Condessa de Almeida Araújo, séc. XX
Este prato é relativamente recente em Portugal. Surgiu em 1947 no Palácio Nacional de Queluz, pela mão da Condessa de Almeida Araújo. Ao inaugurar um novo restaurante, o “Cozinha Velha”, a Condessa foi-se inspirar em França para criar novos pratos. O objetivo era criar receitas sofisticadas, para fazer jus ao imponente espaço do restaurante no Palácio Nacional, mas também utilizar produtos nacionais. O resultado foi o Bacalhau Espiritual, um prato fortemente inspirado no “brandade chaude de morue” francês.
O Bacalhau Espiritual é uma receita simples, no forno, mas delicado na sua conceção.

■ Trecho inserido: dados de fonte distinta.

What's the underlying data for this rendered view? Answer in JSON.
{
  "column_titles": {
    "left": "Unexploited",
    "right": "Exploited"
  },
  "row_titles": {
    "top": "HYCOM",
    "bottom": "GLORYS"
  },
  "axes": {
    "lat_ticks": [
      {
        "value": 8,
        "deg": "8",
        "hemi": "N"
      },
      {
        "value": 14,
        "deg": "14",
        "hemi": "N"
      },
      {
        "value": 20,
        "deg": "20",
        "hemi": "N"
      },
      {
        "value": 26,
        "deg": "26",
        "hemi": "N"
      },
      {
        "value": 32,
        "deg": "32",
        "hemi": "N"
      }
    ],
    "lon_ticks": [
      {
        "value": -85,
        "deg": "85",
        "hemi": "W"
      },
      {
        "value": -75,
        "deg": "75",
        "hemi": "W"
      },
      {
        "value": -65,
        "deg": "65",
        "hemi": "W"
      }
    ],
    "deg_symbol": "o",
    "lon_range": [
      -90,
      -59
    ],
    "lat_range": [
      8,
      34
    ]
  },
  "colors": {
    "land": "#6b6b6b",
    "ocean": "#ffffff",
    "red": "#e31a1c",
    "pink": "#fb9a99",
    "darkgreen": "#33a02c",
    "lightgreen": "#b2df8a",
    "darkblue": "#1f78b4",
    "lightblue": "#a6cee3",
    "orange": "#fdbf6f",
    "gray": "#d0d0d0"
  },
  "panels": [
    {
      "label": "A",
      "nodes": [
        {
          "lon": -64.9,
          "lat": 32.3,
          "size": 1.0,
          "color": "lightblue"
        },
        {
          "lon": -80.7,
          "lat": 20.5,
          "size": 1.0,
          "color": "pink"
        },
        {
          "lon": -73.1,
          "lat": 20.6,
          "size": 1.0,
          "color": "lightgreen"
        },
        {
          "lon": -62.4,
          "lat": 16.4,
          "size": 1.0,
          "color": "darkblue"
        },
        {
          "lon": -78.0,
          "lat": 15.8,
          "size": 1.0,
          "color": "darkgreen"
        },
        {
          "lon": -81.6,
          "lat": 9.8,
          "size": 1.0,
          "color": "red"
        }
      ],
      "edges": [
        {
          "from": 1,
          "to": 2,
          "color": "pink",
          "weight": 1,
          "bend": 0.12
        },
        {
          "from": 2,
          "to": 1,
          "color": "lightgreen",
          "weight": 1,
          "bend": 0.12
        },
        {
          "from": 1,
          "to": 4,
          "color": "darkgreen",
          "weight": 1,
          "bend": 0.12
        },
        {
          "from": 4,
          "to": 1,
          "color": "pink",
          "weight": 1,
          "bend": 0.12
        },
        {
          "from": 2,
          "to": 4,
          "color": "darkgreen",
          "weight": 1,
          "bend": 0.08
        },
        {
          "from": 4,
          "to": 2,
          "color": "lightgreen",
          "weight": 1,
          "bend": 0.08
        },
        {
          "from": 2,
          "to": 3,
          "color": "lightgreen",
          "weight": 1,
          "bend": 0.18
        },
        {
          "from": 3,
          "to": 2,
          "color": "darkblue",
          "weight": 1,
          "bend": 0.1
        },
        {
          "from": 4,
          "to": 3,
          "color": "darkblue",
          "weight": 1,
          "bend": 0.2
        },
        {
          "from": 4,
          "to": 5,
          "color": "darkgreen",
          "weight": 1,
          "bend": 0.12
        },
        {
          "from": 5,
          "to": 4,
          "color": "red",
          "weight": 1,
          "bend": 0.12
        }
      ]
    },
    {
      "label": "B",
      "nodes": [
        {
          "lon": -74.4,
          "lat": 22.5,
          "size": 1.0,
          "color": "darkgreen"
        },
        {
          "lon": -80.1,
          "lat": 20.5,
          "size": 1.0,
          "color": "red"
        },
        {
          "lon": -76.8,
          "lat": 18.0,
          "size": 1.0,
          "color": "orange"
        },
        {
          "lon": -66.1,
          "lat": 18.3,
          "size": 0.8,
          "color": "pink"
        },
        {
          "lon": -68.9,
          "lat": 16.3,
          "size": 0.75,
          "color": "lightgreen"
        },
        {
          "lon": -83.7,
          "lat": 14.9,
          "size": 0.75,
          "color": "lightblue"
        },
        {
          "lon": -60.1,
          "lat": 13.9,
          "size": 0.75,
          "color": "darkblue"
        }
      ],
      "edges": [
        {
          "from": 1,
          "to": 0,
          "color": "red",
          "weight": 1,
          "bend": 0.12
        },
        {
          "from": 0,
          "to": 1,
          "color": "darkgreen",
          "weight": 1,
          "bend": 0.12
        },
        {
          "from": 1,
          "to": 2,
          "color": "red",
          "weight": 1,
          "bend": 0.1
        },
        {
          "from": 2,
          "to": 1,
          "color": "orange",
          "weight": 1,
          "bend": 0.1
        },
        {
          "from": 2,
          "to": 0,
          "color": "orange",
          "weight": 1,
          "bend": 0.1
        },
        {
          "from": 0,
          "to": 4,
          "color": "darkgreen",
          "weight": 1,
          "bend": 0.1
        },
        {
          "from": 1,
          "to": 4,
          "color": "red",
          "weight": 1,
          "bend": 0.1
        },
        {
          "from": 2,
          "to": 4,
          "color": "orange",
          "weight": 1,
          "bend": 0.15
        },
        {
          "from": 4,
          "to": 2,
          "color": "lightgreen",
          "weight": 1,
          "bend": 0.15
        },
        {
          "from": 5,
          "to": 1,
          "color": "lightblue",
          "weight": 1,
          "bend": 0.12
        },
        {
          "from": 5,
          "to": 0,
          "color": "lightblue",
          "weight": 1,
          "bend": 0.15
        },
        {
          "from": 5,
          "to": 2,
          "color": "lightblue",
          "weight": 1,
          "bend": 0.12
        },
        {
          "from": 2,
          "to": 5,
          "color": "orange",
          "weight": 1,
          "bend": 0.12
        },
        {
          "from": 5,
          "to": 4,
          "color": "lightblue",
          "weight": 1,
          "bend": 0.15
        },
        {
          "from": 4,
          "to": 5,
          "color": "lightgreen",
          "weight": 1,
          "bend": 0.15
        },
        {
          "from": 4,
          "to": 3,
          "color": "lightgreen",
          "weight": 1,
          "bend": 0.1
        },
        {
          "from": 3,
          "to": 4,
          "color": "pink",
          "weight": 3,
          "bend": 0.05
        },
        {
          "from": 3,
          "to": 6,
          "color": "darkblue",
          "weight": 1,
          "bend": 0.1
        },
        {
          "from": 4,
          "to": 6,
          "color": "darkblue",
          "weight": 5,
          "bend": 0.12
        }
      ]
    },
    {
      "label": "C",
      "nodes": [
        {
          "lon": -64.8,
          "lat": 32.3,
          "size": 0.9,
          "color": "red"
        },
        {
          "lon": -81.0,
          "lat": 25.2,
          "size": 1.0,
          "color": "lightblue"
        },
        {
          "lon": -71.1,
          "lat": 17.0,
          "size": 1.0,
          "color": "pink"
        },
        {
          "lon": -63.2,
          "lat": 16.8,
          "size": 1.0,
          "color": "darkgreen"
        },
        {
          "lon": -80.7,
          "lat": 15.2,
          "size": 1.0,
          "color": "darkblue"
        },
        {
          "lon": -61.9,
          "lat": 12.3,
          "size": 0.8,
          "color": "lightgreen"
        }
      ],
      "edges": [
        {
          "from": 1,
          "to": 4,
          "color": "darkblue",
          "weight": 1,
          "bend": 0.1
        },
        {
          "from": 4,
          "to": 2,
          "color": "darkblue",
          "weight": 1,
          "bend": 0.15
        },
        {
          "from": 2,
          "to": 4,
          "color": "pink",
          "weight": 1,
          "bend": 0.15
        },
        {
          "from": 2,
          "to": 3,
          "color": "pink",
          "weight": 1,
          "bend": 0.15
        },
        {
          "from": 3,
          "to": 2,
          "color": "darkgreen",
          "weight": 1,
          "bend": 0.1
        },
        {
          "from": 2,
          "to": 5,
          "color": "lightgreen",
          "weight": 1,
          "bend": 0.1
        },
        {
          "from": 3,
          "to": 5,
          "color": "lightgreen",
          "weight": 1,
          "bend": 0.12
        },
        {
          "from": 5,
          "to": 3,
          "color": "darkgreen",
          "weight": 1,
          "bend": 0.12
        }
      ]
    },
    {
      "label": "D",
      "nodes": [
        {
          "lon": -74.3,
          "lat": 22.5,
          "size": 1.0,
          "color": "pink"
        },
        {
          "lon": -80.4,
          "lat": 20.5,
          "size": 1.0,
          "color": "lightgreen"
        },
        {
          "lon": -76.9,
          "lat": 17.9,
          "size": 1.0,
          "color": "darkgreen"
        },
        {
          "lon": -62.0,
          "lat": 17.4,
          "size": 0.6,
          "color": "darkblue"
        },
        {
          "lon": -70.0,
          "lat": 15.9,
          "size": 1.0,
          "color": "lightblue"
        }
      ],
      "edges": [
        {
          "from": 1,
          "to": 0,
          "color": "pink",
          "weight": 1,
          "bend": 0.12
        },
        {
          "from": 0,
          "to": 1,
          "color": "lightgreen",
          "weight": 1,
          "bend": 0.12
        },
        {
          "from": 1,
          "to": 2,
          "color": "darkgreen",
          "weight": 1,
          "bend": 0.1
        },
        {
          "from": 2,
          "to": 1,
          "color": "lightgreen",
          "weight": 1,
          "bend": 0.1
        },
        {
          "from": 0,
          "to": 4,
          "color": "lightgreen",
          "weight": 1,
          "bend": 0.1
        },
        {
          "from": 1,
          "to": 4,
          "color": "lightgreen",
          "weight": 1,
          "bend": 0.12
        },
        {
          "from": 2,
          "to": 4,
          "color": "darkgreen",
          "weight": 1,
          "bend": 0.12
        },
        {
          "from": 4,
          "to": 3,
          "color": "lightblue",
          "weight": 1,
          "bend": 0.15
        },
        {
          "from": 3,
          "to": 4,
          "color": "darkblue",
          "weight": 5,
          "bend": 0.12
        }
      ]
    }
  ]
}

Primeiro, desfaz-se o bacalhau previamente demolhado e cozido, sem espinhas e pele, e corta-se cenoura e cebola. Leva-se à frigideira com azeite, manteiga e alho. Adiciona-se, após a cebola ficar transparente, um pouco de miolo de pão embebido em leite e o molho bechamel caseiro. Finalmente, coloca-se numa travessa de ir ao forno e polvilha-se com pão ralado, de modo a adicionar uma textura crocante, que contrasta com o interior cremoso. Bastam 20 minutos no forno a 200ºC para o prato ficar preparado.